Danach war der Faden irgendwie gerissen und trotz ein paar aktiven Jump-Einlagen kam nicht wirklich eine anhaltende Stimmung auf. Derweil gaben 30 Seconds To Mars ihrer Lichtanlage die Sporen und da erinnerte dann Einiges an Muse. Mit der ausgedehnten Akustik-Einlage schonte der musizierende Schauspieler anschliessend seine Stimme etwas und trug nicht weniger als fast fünf Songs in dieser Art und Weise vor. Ok, «The Kill (Bury Me)» war halbakustisch. Hierzu wurde natürlich andächtig gelauscht und auf einmal war die Band von der Bühnte runter gegangen. Als erste Zugabe kam «Hurricane», wo Letos Stimmbänder voll am Limit waren, doch das störte niemanden gross und mit dem finalen «Kings And Queens», wo traditionsgemäss ein paar Dutzend auserwählte Fans auf die Bühne geholt wurden, sollte das typische Coldplay-Feeling erzeugt werden, was aber nur bedingt gelang. Klar war etwas los und es wurde auch noch einmal ordentlich mitgesungen, aber in Zürich brannte die Hütte lichterloh. Davon war in Basel bis auf ein paar Ausnahmen nur wenig zu spüren und ich konnte es mir eigentlich auch nicht so recht erklären, warum die ausverkaufte St. Jakobshalle nicht Kopf stand. Mit total rund zweieinhalb Stunden Spielzeit bekam man aber was fürs Geld und es bleibt abzuwarten, ob 30 Seconds To Mars den Anschluss zu U2, Muse und Coldplay noch schaffen werden. Es macht schon noch einen Unterschied, ob man 9'000 Fans oder eben stadionfüllende 40'000 und mehr mobilisieren kann. Die Aura ist auf jeden Fall vorhanden und der Hype wie das Interesse sind nicht nur auf das beeindruckende Sixpack von Herrn Letos Frontpartie zurück zu führen. Tags zuvor sollen in Oberhausen (D) dem Vernehmen nach übrigens satte 12'000 Fans (!) ziemlich aus dem Häuschen gewesen sein.
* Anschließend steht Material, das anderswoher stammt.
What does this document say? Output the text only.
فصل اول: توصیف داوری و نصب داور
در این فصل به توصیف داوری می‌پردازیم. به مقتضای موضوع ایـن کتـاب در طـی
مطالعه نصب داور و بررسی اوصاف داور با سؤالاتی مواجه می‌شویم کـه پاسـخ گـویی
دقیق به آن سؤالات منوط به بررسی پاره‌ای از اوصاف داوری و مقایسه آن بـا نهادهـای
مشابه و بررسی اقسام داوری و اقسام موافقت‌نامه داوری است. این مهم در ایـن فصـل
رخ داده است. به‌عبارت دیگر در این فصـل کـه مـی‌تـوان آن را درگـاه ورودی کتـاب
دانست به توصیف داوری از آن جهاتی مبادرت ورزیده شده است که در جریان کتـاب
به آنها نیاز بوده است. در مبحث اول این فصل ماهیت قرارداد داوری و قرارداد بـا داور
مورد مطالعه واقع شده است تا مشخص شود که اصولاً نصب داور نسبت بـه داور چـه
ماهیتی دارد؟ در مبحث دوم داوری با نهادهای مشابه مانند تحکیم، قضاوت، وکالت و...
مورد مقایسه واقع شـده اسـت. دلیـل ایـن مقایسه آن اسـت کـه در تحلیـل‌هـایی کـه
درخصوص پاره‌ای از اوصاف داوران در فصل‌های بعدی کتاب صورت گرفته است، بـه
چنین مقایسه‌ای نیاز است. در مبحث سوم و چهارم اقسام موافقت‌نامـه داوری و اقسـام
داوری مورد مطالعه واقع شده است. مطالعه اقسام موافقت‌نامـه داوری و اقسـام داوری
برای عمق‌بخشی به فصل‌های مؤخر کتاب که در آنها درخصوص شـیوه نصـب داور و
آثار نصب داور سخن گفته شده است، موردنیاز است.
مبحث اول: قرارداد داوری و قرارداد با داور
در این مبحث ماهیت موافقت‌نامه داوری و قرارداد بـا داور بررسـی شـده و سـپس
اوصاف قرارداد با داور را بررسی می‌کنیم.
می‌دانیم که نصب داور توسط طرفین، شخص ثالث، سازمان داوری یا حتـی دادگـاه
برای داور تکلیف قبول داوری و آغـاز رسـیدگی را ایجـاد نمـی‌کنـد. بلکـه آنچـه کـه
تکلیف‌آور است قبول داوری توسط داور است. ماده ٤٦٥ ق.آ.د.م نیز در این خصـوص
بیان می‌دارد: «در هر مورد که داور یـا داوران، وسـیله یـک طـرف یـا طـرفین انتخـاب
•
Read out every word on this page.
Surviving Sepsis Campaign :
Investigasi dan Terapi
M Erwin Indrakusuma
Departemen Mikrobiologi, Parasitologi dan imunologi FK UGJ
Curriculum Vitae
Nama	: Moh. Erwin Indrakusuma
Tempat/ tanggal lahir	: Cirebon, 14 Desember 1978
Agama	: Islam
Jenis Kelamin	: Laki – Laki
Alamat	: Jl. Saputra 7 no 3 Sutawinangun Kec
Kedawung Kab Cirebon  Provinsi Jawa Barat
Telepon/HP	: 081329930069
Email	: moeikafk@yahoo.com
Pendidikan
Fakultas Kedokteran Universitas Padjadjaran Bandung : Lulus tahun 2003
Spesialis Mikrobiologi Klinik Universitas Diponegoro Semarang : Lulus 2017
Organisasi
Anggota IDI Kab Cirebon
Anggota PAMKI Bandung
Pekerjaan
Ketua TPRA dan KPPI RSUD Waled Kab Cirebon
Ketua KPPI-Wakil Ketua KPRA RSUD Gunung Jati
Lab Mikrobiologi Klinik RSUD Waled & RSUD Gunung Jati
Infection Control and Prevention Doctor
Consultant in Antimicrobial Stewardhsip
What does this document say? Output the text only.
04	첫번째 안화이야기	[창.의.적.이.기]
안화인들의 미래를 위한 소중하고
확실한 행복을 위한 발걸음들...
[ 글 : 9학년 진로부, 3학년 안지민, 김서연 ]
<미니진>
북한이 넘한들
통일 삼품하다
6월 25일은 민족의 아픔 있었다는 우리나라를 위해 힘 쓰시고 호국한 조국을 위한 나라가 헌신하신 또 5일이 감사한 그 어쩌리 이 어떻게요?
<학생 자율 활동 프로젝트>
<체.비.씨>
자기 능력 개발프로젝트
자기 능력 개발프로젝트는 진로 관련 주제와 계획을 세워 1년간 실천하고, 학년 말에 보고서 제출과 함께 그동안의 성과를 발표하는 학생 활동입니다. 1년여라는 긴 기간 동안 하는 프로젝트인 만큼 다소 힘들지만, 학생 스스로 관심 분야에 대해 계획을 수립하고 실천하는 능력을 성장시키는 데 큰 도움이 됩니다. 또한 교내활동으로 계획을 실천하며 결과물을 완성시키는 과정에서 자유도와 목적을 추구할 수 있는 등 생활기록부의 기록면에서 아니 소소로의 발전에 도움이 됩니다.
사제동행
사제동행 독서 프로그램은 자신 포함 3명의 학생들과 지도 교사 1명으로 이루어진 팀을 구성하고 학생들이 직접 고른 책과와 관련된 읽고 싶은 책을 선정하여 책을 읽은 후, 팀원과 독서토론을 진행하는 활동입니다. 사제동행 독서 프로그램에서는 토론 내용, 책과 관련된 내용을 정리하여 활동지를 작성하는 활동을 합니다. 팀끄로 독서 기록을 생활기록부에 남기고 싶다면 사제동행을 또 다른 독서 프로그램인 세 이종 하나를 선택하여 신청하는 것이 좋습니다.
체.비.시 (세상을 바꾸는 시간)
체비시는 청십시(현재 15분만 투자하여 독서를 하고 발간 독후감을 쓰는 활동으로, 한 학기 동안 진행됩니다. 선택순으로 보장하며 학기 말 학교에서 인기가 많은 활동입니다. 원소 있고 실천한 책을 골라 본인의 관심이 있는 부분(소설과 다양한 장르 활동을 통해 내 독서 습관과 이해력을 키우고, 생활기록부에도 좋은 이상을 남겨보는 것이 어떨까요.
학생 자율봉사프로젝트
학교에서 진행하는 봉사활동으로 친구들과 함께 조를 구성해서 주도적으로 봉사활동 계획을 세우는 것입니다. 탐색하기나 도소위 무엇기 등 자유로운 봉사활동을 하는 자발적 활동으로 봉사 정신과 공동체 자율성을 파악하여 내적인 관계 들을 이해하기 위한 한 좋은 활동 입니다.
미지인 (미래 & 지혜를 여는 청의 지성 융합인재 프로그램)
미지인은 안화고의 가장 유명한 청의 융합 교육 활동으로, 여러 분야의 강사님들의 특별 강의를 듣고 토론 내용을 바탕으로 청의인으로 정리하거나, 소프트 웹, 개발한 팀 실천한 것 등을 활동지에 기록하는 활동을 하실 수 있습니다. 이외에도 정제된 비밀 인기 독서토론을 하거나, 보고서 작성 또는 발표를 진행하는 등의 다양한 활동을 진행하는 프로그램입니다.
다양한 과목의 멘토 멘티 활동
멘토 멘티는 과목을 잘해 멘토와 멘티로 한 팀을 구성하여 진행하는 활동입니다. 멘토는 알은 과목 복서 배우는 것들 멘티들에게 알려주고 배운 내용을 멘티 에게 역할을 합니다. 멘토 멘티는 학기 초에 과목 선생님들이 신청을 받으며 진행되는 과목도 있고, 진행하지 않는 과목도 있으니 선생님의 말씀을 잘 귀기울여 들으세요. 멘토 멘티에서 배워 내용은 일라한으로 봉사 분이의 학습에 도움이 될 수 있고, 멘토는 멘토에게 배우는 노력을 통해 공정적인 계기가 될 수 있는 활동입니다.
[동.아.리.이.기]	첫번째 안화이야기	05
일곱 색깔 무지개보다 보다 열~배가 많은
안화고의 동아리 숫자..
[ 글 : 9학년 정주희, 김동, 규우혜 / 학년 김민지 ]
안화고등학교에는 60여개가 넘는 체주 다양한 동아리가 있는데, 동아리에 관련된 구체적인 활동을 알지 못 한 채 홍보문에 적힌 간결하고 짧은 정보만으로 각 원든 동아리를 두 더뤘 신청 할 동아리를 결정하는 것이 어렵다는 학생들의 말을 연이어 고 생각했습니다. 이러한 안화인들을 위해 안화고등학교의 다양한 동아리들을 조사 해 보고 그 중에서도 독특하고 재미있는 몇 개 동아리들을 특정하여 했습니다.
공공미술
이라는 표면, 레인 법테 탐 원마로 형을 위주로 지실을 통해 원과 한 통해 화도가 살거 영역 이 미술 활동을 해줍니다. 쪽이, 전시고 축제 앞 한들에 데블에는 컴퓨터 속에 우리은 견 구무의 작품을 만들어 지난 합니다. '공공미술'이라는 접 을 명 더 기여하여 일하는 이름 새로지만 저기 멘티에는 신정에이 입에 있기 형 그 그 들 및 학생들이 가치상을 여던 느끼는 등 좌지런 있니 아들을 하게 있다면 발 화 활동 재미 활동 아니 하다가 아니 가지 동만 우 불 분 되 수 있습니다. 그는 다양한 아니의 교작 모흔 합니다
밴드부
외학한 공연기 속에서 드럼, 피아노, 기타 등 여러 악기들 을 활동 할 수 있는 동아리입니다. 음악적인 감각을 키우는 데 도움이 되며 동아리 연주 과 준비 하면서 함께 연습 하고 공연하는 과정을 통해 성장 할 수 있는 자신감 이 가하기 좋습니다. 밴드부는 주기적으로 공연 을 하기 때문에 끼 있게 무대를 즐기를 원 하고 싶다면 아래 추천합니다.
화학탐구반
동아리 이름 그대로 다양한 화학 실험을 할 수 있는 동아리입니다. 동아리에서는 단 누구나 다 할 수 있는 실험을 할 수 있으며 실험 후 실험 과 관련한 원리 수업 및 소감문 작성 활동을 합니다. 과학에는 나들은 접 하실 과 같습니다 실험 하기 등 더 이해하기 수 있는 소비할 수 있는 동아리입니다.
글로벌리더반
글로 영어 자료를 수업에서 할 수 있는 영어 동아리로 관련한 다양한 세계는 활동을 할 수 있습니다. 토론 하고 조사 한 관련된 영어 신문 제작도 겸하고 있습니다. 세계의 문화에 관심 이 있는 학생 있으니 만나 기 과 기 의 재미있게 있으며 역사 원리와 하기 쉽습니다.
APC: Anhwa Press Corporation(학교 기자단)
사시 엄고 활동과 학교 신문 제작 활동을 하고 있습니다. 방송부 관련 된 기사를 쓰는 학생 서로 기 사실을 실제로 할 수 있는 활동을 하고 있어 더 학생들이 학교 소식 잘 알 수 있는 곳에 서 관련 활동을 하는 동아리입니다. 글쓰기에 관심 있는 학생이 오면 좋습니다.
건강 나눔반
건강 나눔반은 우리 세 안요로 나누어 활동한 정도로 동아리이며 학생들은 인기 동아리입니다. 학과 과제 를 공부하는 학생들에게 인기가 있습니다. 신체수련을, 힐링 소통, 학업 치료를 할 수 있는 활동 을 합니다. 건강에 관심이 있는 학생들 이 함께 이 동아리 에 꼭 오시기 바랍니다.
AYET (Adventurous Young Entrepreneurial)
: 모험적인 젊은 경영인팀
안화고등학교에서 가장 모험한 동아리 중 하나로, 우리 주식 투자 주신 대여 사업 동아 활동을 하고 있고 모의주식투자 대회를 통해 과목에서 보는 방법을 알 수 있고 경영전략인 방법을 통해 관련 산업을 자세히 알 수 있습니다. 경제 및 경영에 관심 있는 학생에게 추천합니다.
Setliste: «Intro (mit 3 Alphörnern!)» - «Escape» - «Night of The Hunter» - «A Beautiful Lie» - «Attack» - «Search And Destroy» - «Vox Populi» - «This Is War» - «100 Suns» - «Closer To The Edge» - «L490» - «Alibi (acoustic)» - «From Yesterday (acoustic)» - «Was It A Dream (acoustic)» - «Bad Romance (acoustic)» - «The Kill (Bury Me)» -- «Hurricane» - «Kings And Queens».